CINCO EIXOS PRIORITÁRIOS
Este Plano está articulado em torno de cinco eixos. O primeiro refere-se à promoção da pesquisa científica e clínica sobre o cérebro, suas funções e doenças, favorecendo a colaboração multidisciplinar e a transferência de conhecimento.
O documento também defende a melhoria da assistência médica em neurologia, psiquiatria e neuropsicologia, garantindo o acesso a serviços especializados em todo o território, independentemente do local de residência. Na mesma linha, aponta para o desenvolvimento de estratégias para promover estilos de vida saudáveis desde a infância.

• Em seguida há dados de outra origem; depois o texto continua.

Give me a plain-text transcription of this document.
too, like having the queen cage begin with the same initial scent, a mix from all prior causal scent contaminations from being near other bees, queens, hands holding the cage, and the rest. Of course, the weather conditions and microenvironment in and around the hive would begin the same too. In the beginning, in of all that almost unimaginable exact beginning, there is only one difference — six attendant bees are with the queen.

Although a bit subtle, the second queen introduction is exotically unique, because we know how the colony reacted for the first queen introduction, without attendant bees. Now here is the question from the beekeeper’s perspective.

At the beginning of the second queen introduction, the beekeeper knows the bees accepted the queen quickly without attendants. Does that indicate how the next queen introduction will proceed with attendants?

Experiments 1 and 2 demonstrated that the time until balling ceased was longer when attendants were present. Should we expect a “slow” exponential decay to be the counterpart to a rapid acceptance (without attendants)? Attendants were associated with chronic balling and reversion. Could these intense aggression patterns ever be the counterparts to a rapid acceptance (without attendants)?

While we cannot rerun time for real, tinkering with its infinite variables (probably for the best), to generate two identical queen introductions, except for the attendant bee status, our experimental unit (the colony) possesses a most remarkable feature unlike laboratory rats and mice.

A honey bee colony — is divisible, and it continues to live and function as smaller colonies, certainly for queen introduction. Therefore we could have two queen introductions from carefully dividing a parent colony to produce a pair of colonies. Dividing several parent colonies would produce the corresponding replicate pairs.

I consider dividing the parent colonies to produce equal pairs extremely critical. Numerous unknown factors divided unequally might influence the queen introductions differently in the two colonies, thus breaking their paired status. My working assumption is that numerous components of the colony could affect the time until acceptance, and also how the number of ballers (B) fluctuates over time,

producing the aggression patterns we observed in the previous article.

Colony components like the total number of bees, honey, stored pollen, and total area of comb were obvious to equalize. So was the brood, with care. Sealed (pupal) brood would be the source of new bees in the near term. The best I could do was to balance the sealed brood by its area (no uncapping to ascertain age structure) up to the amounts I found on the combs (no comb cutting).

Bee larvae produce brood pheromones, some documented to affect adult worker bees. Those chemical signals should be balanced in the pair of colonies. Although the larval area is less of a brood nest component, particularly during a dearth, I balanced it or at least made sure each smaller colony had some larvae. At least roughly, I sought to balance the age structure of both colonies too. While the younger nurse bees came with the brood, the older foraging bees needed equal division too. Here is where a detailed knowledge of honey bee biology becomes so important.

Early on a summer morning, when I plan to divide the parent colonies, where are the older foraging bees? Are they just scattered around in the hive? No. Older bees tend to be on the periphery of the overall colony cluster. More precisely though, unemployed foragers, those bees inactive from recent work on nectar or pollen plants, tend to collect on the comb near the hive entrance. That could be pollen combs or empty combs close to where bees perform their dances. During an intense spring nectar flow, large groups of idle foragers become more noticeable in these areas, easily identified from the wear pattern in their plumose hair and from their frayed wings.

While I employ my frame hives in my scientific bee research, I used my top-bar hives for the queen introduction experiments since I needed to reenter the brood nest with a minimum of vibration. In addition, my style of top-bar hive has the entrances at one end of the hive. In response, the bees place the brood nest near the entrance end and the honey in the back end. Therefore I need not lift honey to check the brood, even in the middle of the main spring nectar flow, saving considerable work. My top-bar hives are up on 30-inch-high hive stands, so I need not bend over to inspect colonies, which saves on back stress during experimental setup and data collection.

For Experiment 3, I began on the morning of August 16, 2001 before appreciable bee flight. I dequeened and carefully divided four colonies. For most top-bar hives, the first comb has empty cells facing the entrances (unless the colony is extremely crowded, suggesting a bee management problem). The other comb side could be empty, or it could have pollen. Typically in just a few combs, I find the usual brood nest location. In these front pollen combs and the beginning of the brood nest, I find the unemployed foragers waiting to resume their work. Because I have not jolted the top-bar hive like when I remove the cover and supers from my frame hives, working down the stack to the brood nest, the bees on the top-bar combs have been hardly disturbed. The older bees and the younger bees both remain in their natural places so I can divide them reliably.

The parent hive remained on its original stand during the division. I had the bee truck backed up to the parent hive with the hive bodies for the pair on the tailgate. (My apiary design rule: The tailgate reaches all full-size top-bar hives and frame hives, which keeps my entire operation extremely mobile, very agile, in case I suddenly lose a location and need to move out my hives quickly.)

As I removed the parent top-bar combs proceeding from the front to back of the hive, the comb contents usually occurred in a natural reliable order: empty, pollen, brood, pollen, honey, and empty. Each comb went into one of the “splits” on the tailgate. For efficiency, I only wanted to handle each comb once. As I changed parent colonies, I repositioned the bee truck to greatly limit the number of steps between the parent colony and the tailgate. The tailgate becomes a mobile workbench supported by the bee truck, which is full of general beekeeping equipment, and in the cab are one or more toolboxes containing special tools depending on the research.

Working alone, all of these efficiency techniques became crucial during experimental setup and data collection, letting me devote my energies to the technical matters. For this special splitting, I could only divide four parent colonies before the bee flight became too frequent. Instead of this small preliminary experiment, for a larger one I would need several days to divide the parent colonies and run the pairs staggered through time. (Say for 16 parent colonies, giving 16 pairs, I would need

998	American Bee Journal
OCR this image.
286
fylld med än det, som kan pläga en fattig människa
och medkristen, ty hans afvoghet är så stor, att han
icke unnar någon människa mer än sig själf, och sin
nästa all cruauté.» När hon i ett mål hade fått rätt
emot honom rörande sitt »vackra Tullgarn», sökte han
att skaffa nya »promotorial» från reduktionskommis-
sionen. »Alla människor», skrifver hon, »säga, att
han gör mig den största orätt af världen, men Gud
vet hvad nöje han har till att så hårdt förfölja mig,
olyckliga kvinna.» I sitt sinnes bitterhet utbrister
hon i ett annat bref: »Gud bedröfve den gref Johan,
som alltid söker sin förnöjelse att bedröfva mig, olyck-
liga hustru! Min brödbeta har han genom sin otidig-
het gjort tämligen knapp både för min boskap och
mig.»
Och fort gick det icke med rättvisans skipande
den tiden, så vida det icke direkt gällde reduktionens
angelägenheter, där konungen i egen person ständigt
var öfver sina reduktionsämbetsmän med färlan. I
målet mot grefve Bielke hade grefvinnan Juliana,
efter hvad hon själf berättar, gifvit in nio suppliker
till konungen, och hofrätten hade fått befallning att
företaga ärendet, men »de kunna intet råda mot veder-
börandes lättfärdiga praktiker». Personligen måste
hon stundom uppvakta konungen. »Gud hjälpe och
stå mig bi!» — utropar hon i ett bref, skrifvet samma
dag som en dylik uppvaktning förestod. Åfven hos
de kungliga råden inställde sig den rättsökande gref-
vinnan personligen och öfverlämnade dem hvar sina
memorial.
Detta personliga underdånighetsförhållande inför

Além disso, está comprometido com a inclusão real e efetiva de pacientes, famílias e organizações sociais na definição, implementação e avaliação de políticas públicas. Também pede a criação de sistemas robustos para medir o impacto social, econômico e de saúde dos distúrbios cerebrais, orientando assim a tomada de decisões com base em evidências.
"O Plano do Cérebro da Espanha não é apenas um documento técnico, é um compromisso com o futuro do país. Ele requer liderança institucional, investimento sustentado e uma visão de longo prazo que entenda que proteger o cérebro significa investir em desenvolvimento, coesão social e bem-estar coletivo", concluiu Dierssen.